On the dune-line to the right across the road, Nigerian armored vehicles appeared. Zippy little Scorpion tanks with 76mm guns and much bigger Warrior personnel carriers whose long 30mm autocannon quested side to side like monster bug antennae. A Scorpion promptly exploded in a billow of red fire and black smoke.
John’s blue helmets might be a bunch of lovable losers, completely out of their depth here. The Simbas were hard-asses who’d carved a chunk bigger than Argentina from Africa’s bleeding heart. And their mostly Sikh officers were as warm and fuzzy as the daggers they all carried.
A line of explosions stitched the road. Their abandoned Wolf blew up in their faces. “Shit!” John yelled. His Croats all jumped up and raced off over the dunes behind them. He followed.
<You must not run!>
“Shut up,” he shouted.
Facedown in a clump of rough grass he struggled to get a grip on what was happening. War’s like that, he was finding out: if you’re in it, you miss about 99 percent of what goes on.
He smelled gasoline burning. And something else. I think I may be over barbecue for a while, he thought. To his right a vehicle went up with a roar. His heart jumped into his throat. It was Simone and Buford’s Land Rover. “Oh, shit, oh, Jesus, no.”
He felt . . . total helplessness. He was the man in charge. He was an ace again. Or the next best thing, at least. His friends had just gotten fried and he couldn’t do a fucking thing.
<Then let me,> Isra urged.
What? Like you can bring them back? You’re not that kind of god.
He heard a colossal plop. As if . . . as if a one-ton toad had jumped over a dune to land on packed white sand beside him. Exactly like that.
The toad stared at him with those huge eyes. Moss green. Like Buford’s, but bulbous and the size of cantaloupes. But still with that unmistakable goofy good nature.
The mouth opened. And opened. And out upon the sand plopped a whole Québécoise ace.
Simone’s eyes weren’t much smaller than Toad Man’s. Her hair stuck out as if her head had played octagon for a death-match between a weed whacker and a quart jar of mousse. She looked like a kitten fished out of a washing machine. Only more viscous.

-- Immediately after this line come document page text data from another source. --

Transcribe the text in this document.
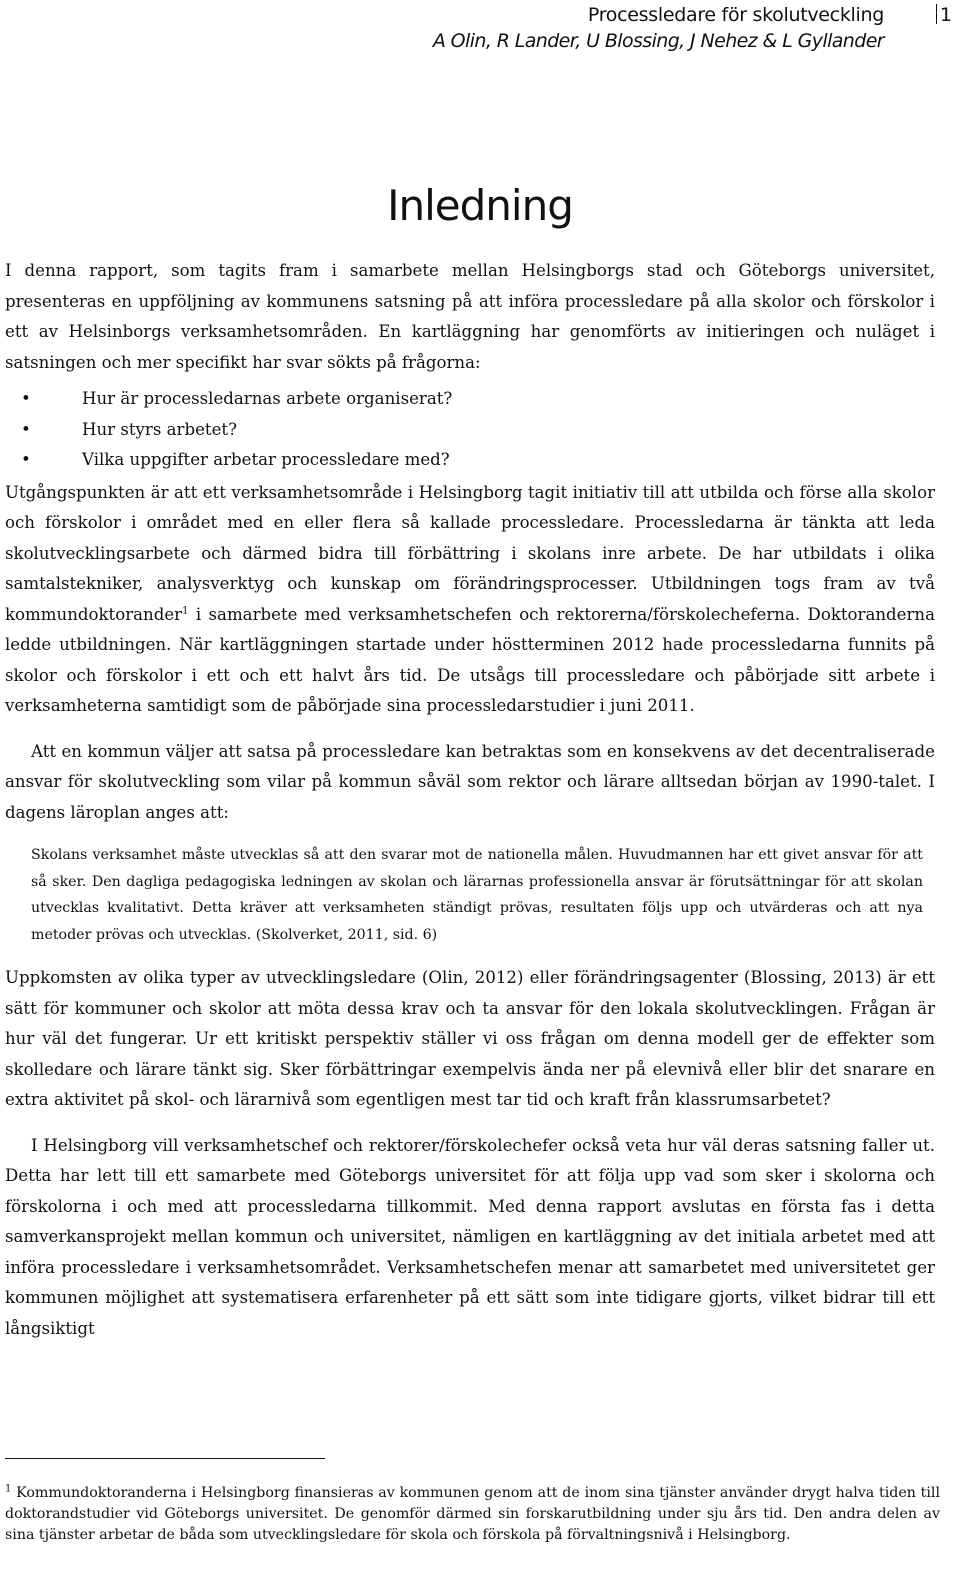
Processledare för skolutveckling
A Olin, R Lander, U Blossing, J Nehez & L Gyllander
1
Inledning

I denna rapport, som tagits fram i samarbete mellan Helsingborgs stad och Göteborgs universitet, presenteras en uppföljning av kommunens satsning på att införa processledare på alla skolor och förskolor i ett av Helsinborgs verksamhetsområden. En kartläggning har genomförts av initieringen och nuläget i satsningen och mer specifikt har svar sökts på frågorna:

•	Hur är processledarnas arbete organiserat?
•	Hur styrs arbetet?
•	Vilka uppgifter arbetar processledare med?

Utgångspunkten är att ett verksamhetsområde i Helsingborg tagit initiativ till att utbilda och förse alla skolor och förskolor i området med en eller flera så kallade processledare. Processledarna är tänkta att leda skolutvecklingsarbete och därmed bidra till förbättring i skolans inre arbete. De har utbildats i olika samtalstekniker, analysverktyg och kunskap om förändringsprocesser. Utbildningen togs fram av två kommundoktorander$^1$ i samarbete med verksamhetschefen och rektorerna/förskolecheferna. Doktoranderna ledde utbildningen. När kartläggningen startade under höstterminen 2012 hade processledarna funnits på skolor och förskolor i ett och ett halvt års tid. De utsågs till processledare och påbörjade sitt arbete i verksamheterna samtidigt som de påbörjade sina processledarstudier i juni 2011.

Att en kommun väljer att satsa på processledare kan betraktas som en konsekvens av det decentraliserade ansvar för skolutveckling som vilar på kommun såväl som rektor och lärare alltsedan början av 1990-talet. I dagens läroplan anges att:

Skolans verksamhet måste utvecklas så att den svarar mot de nationella målen. Huvudmannen har ett givet ansvar för att så sker. Den dagliga pedagogiska ledningen av skolan och lärarnas professionella ansvar är förutsättningar för att skolan utvecklas kvalitativt. Detta kräver att verksamheten ständigt prövas, resultaten följs upp och utvärderas och att nya metoder prövas och utvecklas. (Skolverket, 2011, sid. 6)

Uppkomsten av olika typer av utvecklingsledare (Olin, 2012) eller förändringsagenter (Blossing, 2013) är ett sätt för kommuner och skolor att möta dessa krav och ta ansvar för den lokala skolutvecklingen. Frågan är hur väl det fungerar. Ur ett kritiskt perspektiv ställer vi oss frågan om denna modell ger de effekter som skolledare och lärare tänkt sig. Sker förbättringar exempelvis ända ner på elevnivå eller blir det snarare en extra aktivitet på skol- och lärarnivå som egentligen mest tar tid och kraft från klassrumsarbetet?

I Helsingborg vill verksamhetschef och rektorer/förskolechefer också veta hur väl deras satsning faller ut. Detta har lett till ett samarbete med Göteborgs universitet för att följa upp vad som sker i skolorna och förskolorna i och med att processledarna tillkommit. Med denna rapport avslutas en första fas i detta samverkansprojekt mellan kommun och universitet, nämligen en kartläggning av det initiala arbetet med att införa processledare i verksamhetsområdet. Verksamhetschefen menar att samarbetet med universitetet ger kommunen möjlighet att systematisera erfarenheter på ett sätt som inte tidigare gjorts, vilket bidrar till ett långsiktigt

$^1$ Kommundoktoranderna i Helsingborg finansieras av kommunen genom att de inom sina tjänster använder drygt halva tiden till doktorandstudier vid Göteborgs universitet. De genomför därmed sin forskarutbildning under sju års tid. Den andra delen av sina tjänster arbetar de båda som utvecklingsledare för skola och förskola på förvaltningsnivå i Helsingborg.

She opened her mouth. She closed her mouth. Sounds came from her nose, along with bubbles of toad mouth slime. She squeezed her eyes tight shut. “Eww,” she said.
There was a pop! and Buford stood beside them in all his Florida cracker glory.
“Thanks,” John rasped. His throat felt as if he’d gargled battery acid. “Wasn’t nothing,” Buford said. “My uncle Rayford always said to help a lady when I could.”